Sadly, overseas aid is less popular. That’s because the issues are wickedly complex and appear to go on forever. Is poverty ever going to end? Will we ever be able to tick a box beside our donation and say, “Done!”?

The answer is both yes and no. I sat with a family high in the remote mountains north of Denpasar last month, watching chickens peck and a wary dog assess me from a doorway. For Kadek and Gede, life has never been better. A few simple, reasonably low-cost initiatives have changed their lives forever: a goat breeding project to provide income; regular visits from a doctor; access to a toilet and teaching about clean water. These things mean Gede worries less about her children going hungry and falling sick. Poverty, in its meanest form, has fled. But Gede’s own health is still fragile – she has a thyroid condition they can’t afford to have treated and she’s so unwell that she hasn’t been able to take part in the women’s groups that might have helped the family make a little more money.

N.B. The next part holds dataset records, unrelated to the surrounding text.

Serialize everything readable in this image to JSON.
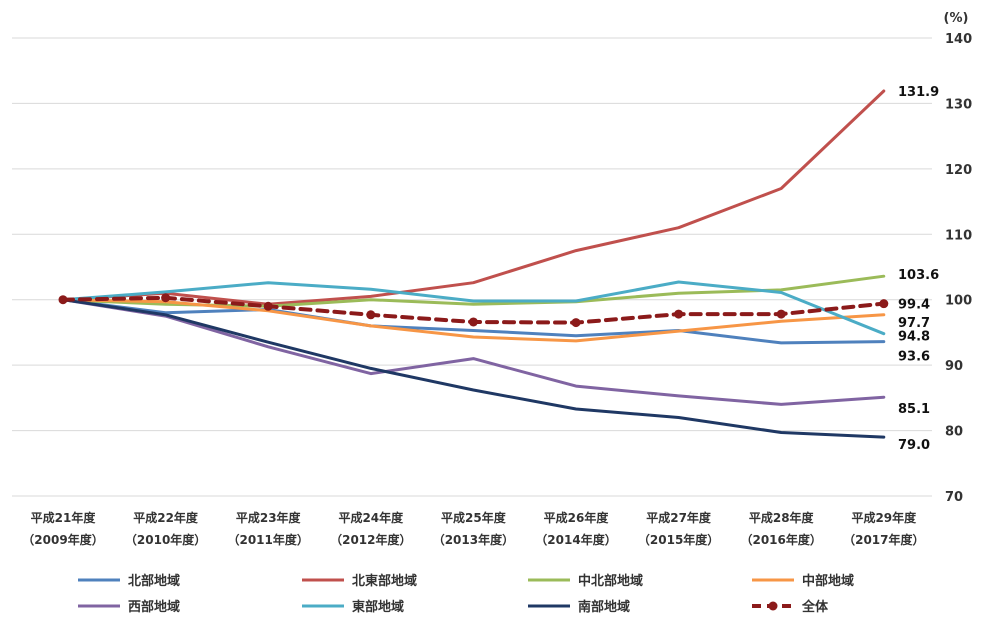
{
  "chart_data": {
    "type": "line",
    "y_unit": "(%)",
    "ylim": [
      70,
      140
    ],
    "yticks": [
      70,
      80,
      90,
      100,
      110,
      120,
      130,
      140
    ],
    "grid": true,
    "legend_position": "bottom",
    "categories": [
      {
        "line1": "平成21年度",
        "line2": "（2009年度）"
      },
      {
        "line1": "平成22年度",
        "line2": "（2010年度）"
      },
      {
        "line1": "平成23年度",
        "line2": "（2011年度）"
      },
      {
        "line1": "平成24年度",
        "line2": "（2012年度）"
      },
      {
        "line1": "平成25年度",
        "line2": "（2013年度）"
      },
      {
        "line1": "平成26年度",
        "line2": "（2014年度）"
      },
      {
        "line1": "平成27年度",
        "line2": "（2015年度）"
      },
      {
        "line1": "平成28年度",
        "line2": "（2016年度）"
      },
      {
        "line1": "平成29年度",
        "line2": "（2017年度）"
      }
    ],
    "series": [
      {
        "name": "北部地域",
        "color": "#4f81bd",
        "dashed": false,
        "markers": false,
        "values": [
          100,
          98.0,
          98.5,
          96.0,
          95.3,
          94.5,
          95.3,
          93.4,
          93.6
        ],
        "end_label": "93.6"
      },
      {
        "name": "北東部地域",
        "color": "#c0504d",
        "dashed": false,
        "markers": false,
        "values": [
          100,
          101.0,
          99.3,
          100.5,
          102.6,
          107.5,
          111.0,
          117.0,
          131.9
        ],
        "end_label": "131.9"
      },
      {
        "name": "中北部地域",
        "color": "#9bbb59",
        "dashed": false,
        "markers": false,
        "values": [
          100,
          99.3,
          99.0,
          100.0,
          99.3,
          99.7,
          101.0,
          101.5,
          103.6
        ],
        "end_label": "103.6"
      },
      {
        "name": "中部地域",
        "color": "#f79646",
        "dashed": false,
        "markers": false,
        "values": [
          100,
          99.7,
          98.3,
          96.0,
          94.3,
          93.7,
          95.2,
          96.7,
          97.7
        ],
        "end_label": "97.7"
      },
      {
        "name": "西部地域",
        "color": "#8064a2",
        "dashed": false,
        "markers": false,
        "values": [
          100,
          97.5,
          92.8,
          88.7,
          91.0,
          86.8,
          85.3,
          84.0,
          85.1
        ],
        "end_label": "85.1"
      },
      {
        "name": "東部地域",
        "color": "#4bacc6",
        "dashed": false,
        "markers": false,
        "values": [
          100,
          101.2,
          102.6,
          101.6,
          99.8,
          99.8,
          102.7,
          101.1,
          94.8
        ],
        "end_label": "94.8"
      },
      {
        "name": "南部地域",
        "color": "#1f3864",
        "dashed": false,
        "markers": false,
        "values": [
          100,
          97.7,
          93.5,
          89.5,
          86.2,
          83.3,
          82.0,
          79.7,
          79.0
        ],
        "end_label": "79.0"
      },
      {
        "name": "全体",
        "color": "#8b1a1a",
        "dashed": true,
        "markers": true,
        "values": [
          100,
          100.3,
          99.0,
          97.7,
          96.6,
          96.5,
          97.8,
          97.8,
          99.4
        ],
        "end_label": "99.4"
      }
    ]
  }
}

Gede dreams of more for her children, the way that all mothers do. Our work is far from over.

I looked around this proud, gracious family’s garden, artfully tended with love, and I thought about how the human spirit is determined to flourish. How ending poverty isn’t a simple box to be ticked but a lifelong struggle we embark upon alongside people who live the reality of small gains and hard-won triumphs. l felt both gratitude and single-mindedness to persevere.

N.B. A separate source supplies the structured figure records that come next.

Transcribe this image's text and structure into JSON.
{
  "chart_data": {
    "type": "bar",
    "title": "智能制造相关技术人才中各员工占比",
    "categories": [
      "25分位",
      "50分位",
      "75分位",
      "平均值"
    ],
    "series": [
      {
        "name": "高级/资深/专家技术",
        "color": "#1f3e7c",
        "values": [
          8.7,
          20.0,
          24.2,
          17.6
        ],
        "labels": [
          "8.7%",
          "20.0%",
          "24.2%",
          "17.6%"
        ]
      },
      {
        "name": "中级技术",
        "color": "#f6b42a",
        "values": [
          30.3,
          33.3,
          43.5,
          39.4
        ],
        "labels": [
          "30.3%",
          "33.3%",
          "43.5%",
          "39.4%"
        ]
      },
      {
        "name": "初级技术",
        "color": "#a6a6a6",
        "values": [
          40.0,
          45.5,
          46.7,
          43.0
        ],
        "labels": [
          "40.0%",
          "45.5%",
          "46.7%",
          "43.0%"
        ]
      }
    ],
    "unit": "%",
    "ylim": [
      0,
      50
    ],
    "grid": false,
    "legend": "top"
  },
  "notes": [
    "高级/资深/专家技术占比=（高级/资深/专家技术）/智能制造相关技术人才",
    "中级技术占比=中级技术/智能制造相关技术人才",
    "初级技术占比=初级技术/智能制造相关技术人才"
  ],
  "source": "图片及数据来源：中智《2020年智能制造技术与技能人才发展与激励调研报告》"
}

There are literally millions of families like Kadek and Gede’s. Hardworking and resilient, the day they raise their first piglet to sell so their daughter can stay in school will sound another nail in the coffin of poverty.

You and I, if we choose to, can celebrate alongside them. Because for real families every single day, the projects we support genuinely put an end to measurable suffering.

The scale of global poverty might appear to be astronomical, but working together, our progress has also been huge. Each family adds up. Since the turn of the century, the number of people living in extreme poverty has halved. So too has the maternal death rate, child mortality and deaths from malaria.


 HOW DOES IT HAPPEN?

Through the combined work of smart, capable people who dream big, plus governments, philanthropists, not-for-profits and people like you. We’re better together. Our goals are achievable. Right now, your gift can have up to six times the impact supporting families like Kadek and Gede’s, across West Timor,  Zimbabwe, Sri Lanka and India.

Poverty won’t end with a single tick. But it will end, and we’ll do it together.